Death threats, rejection and retaliation from both whites and Blacks, and other actions could not dissuade Hayling, and his strong convictions earned him the nickname The Father of St. Augustine’s Civil Rights Movement. In the process, Hayling dramatically altered the destructive trajectory of racism here and throughout the state of Florida.
Julius Waties Waring
Born in the late 1880s into a multigenerational family of Confederate army officers, Julius Waties Waring was indoctrinated into the Jim Crow Laws of the South.
After becoming an attorney and then a South Carolina judge, Waring felt compelled to reexamine his social views when, in 1946, he presided over a trial of a white police chief charged with the vicious beating and subsequent blinding of a Black soldier. The chief was acquitted by the all-white jury, shaking the judge into a stark realization: Segregation and racial inequality were not just morally wrong but were also against the 14th Amendment.
Although vilified personally and professionally, Waring went on to achieve voting rights for Black people in the state primaries and equal pay for African American schoolteachers, and he exerted great influence toward the groundbreaking ruling of Brown v. Board of Education, among other efforts.
Fueled by a fierce determination to challenge the dogma of “separate but equal,” Waring ultimately became an unexpected champion of the civil rights movement.
The Bennett Belles were a formidable group of students from Bennett College for Women, now called Bennett College, in Greensboro, North Carolina. One of their major focuses was eradicating negative casting and stereotyping of Black people in film. However, they were also credited with planning one of Greensboro’s first sit-ins.

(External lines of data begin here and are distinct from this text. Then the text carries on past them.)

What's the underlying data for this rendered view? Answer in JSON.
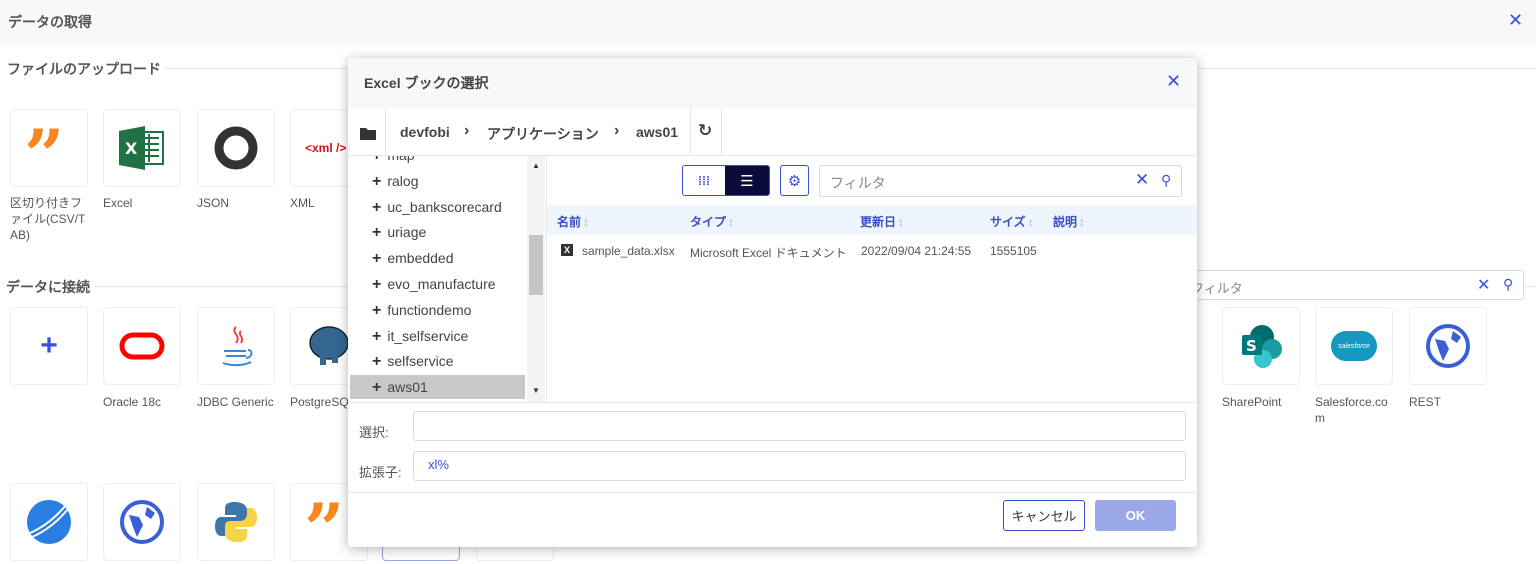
{
  "header": {
    "title": "データの取得",
    "close_icon": "close-icon"
  },
  "upload": {
    "title": "ファイルのアップロード",
    "tiles": [
      {
        "label": "区切り付きファイル(CSV/TAB)",
        "icon": "quote-icon"
      },
      {
        "label": "Excel",
        "icon": "excel-icon"
      },
      {
        "label": "JSON",
        "icon": "json-icon"
      },
      {
        "label": "XML",
        "icon": "xml-icon",
        "icon_text": "<xml />"
      }
    ]
  },
  "connect": {
    "title": "データに接続",
    "filter_placeholder": "フィルタ",
    "tiles": [
      {
        "label": "",
        "icon": "plus-icon"
      },
      {
        "label": "Oracle 18c",
        "icon": "oracle-icon"
      },
      {
        "label": "JDBC Generic",
        "icon": "java-icon"
      },
      {
        "label": "PostgreSQL",
        "icon": "postgresql-icon"
      },
      {
        "label": "SharePoint",
        "icon": "sharepoint-icon"
      },
      {
        "label": "Salesforce.com",
        "icon": "salesforce-icon",
        "icon_text": "salesforce"
      },
      {
        "label": "REST",
        "icon": "globe-icon"
      }
    ],
    "row3_icons": [
      "tibco-icon",
      "globe-icon",
      "python-icon",
      "quote-icon"
    ]
  },
  "dialog": {
    "title": "Excel ブックの選択",
    "breadcrumb": [
      "devfobi",
      "アプリケーション",
      "aws01"
    ],
    "tree": [
      "map",
      "ralog",
      "uc_bankscorecard",
      "uriage",
      "embedded",
      "evo_manufacture",
      "functiondemo",
      "it_selfservice",
      "selfservice",
      "aws01"
    ],
    "tree_selected": "aws01",
    "filter_placeholder": "フィルタ",
    "view_mode": "list",
    "columns": [
      "名前",
      "タイプ",
      "更新日",
      "サイズ",
      "説明"
    ],
    "rows": [
      {
        "name": "sample_data.xlsx",
        "type": "Microsoft Excel ドキュメント",
        "date": "2022/09/04 21:24:55",
        "size": "1555105",
        "desc": ""
      }
    ],
    "select_label": "選択:",
    "select_value": "",
    "ext_label": "拡張子:",
    "ext_value": "xl%",
    "cancel": "キャンセル",
    "ok": "OK"
  },
  "colors": {
    "accent": "#3b4fd8",
    "dark": "#0b0b3b",
    "ok_disabled": "#9aa8ea"
  }
}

Among their most successful campaigns was collaborating with the Greensboro Four, the male students from North Carolina A&T State University who on February 1, 1960, took a stand for equality during the famous F.W. Woolworth lunch counter sit-in.
Although the men have been praised for springboarding local and nationwide protests for desegregation of public accommodations, the Bennett Belles were critical to the campaign’s overall success.
These courageous women played a key role in planning the event and served as lookouts against mobs converging on the lunch counter. They also amassed hundreds of Bennett College students, who protested and marched for equal rights for several years to follow.
Harry J. Capehart
Born in Charleston, West Virginia, in 1881, Harry J. Capehart Sr. was always a public servant, making an indelible mark toward the equitable treatment of African Americans for decades to follow.
After earning degrees at Fairview Normal College in Proctorville, Ohio, and Howard University School of Law, Capehart spent the bulk of his professional career in West Virginia government as a city attorney, an assessor and a city councilperson. Yet he is best remembered for his influence and work as assistant U.S. attorney for West Virginia’s Southern District, a member of the state’s House of Delegates and Republican National Committee, and regional director of the National Bar Association for both West Virginia and Virginia.
Among many landmark achievements, Capehart helped create and pass what came to be called the Capehart Anti-Lynch Law, which established parameters and severe penalties around race-based riots and lynching.